Home Legislators Urging the Government again to amend the Road Traffic Law to increase the penalties for jaywalking

Urging the Government again to amend the Road Traffic Law to increase the penalties for jaywalking

Lo Choi In, Macao Livelihood and Economy Alliance

Despite the completion of this year’s policy debate earlier, the public has yet to receive a clear response and a satisfactory answer from the Government on road traffic planning, an issue of great concern to the public.

Recently, the traffic enforcement departments have produced a promotional video targeted at jaywalking, and the relevant video has won the unanimous approval of the public. The approach is certainly worthy of recognition, but contrary to our wishes, the phenomenon of jaywalking still occurs every day, especially in scenic spots and checkpoints, where the situation of jaywalking is very serious at certain peak hours, and there are even cases of large-scale collective jaywalking.

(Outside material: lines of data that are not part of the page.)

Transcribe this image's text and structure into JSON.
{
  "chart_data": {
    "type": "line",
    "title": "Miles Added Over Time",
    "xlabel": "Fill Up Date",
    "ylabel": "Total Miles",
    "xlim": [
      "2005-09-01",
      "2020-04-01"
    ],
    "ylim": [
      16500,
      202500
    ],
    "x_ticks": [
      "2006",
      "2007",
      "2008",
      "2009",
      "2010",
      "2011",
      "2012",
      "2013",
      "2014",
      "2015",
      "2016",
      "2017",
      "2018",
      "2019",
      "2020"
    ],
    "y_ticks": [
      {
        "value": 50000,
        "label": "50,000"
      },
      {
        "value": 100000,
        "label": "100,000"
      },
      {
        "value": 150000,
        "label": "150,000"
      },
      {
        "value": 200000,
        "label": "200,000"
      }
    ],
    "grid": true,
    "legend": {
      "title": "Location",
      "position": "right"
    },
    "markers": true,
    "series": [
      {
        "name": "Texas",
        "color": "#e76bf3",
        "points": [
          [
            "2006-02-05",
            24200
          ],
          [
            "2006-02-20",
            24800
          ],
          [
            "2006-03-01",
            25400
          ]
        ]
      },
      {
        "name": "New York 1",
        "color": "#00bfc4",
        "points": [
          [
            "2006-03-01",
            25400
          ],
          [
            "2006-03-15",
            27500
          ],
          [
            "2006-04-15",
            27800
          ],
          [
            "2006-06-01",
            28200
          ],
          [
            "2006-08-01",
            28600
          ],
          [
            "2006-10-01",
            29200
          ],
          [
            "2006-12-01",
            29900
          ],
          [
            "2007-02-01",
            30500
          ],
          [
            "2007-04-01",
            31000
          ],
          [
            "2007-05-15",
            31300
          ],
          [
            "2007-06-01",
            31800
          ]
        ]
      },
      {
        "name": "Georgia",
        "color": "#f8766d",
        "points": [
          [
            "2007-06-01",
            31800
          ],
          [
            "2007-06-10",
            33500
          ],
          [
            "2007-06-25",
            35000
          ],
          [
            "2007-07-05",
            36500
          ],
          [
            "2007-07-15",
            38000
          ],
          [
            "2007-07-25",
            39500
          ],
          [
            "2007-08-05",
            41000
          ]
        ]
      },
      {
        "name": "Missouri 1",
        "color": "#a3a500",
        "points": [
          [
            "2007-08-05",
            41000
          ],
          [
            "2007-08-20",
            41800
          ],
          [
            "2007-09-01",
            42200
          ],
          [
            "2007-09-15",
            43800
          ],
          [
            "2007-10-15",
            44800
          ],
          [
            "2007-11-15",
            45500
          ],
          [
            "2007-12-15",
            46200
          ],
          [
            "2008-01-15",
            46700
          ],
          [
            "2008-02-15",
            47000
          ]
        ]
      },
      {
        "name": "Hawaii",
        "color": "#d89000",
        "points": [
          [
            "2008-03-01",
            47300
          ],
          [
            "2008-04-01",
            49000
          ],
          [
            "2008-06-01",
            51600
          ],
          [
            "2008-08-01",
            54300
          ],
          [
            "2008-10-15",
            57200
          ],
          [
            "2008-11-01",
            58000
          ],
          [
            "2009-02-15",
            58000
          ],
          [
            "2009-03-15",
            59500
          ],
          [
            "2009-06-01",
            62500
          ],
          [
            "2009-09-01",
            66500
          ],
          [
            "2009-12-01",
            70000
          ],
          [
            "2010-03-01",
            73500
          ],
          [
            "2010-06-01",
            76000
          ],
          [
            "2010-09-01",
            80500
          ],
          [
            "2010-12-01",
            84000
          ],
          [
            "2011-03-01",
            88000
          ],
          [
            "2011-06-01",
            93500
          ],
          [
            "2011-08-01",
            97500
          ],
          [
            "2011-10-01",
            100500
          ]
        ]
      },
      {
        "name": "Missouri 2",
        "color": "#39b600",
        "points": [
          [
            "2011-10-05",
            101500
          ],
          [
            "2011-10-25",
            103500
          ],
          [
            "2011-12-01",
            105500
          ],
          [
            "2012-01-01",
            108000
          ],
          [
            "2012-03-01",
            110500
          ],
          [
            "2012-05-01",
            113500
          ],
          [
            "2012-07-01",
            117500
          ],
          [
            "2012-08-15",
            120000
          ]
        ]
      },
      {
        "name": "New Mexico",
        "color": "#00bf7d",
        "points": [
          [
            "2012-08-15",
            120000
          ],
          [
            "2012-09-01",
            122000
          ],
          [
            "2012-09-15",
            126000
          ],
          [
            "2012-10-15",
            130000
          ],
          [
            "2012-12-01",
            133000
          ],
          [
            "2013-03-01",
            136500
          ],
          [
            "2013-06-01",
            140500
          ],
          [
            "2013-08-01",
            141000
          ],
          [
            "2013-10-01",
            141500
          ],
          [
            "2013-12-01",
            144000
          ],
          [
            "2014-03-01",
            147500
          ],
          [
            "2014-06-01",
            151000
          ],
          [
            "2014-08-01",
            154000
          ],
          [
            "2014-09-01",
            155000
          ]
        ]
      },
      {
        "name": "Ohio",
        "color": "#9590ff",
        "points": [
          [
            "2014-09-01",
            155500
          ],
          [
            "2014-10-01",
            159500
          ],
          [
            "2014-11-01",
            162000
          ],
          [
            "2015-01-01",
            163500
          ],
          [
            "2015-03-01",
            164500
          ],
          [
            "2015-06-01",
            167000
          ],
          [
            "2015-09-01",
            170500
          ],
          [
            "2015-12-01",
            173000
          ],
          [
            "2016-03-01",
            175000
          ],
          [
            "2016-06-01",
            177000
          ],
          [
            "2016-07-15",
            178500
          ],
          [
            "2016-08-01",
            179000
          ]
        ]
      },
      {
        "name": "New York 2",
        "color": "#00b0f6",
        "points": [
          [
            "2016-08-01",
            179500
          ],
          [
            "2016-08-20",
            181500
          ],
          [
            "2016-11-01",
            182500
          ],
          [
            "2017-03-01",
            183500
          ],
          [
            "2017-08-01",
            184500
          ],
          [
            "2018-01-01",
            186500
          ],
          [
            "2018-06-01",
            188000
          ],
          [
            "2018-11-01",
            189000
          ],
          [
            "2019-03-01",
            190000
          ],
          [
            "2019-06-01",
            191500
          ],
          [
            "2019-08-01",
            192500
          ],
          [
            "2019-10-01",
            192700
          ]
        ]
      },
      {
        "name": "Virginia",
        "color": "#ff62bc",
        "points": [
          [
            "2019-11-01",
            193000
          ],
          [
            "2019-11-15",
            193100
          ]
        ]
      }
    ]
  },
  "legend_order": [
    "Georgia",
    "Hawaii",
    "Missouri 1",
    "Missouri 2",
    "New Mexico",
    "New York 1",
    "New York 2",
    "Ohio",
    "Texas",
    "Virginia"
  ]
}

Messages and photos of jaywalking can also be found on social network traffic platforms. Jaywalkers are already a daily threat to every motorist.

During the policy debate last month, I repeatedly mentioned three major elements in transport planning: legislation and enforcement, education and works. Among them, in respect of education and publicity, the work done by the authorities concerned is evident to all. It is hoped that the authorities concerned can further extend the relevant publicity and education work to different platforms and consider collaborating with non-government organisations to re-launch the large-scale, campaign-style publicity of Transport Publicity Month.

As for law enforcement, the figures provided by the authorities concerned show that the number of prosecutions against jaywalking between January and October this year was some 2 000, that is, less than eight prosecutions were instituted each day.
In contrast, there were as many as 400 000 prosecutions against illegal parking, that is, an average of more than 1 300 tickets were issued every day. As such, the ratio of law enforcement is certainly insufficient, and this will give rise to queries and criticisms from members of the public, therefore I urge the authorities concerned to allocate manpower resources to step up law enforcement.

On the legislative front, I also urge the department in charge of administration and law enforcement to expeditiously submit to the Legislative Council a bill on amending the Road Traffic Law and increasing the relevant penalties, so as to enhance the responsibility of the act itself and strengthen the deterrent effect. The management department responsible for traffic planning should all the more start with traffic planning and design. It should continuously review, improve and optimise the existing traffic planning facilities, including the reasonable provision of road crossing facilities, and introducing an intelligent flashing light system as well as implementing adjustments to the traffic light system.

Pedestrians crossing the road indiscriminately is certainly reckless of their own safety, but under the principle of the law to protect the disadvantaged, for the law-abiding motorists, it may constitute a risk of high compensation.

Of course, it is understandable that the law has to protect the relatively disadvantaged, but times have changed, and the road traffic situation in Macau has changed drastically, so the SAR Government and the relevant departments cannot turn a blind eye to this. As a responsible government, it should also evaluate the situation and take measures to deal with the chaotic situation, so as to respond to the demands of the society.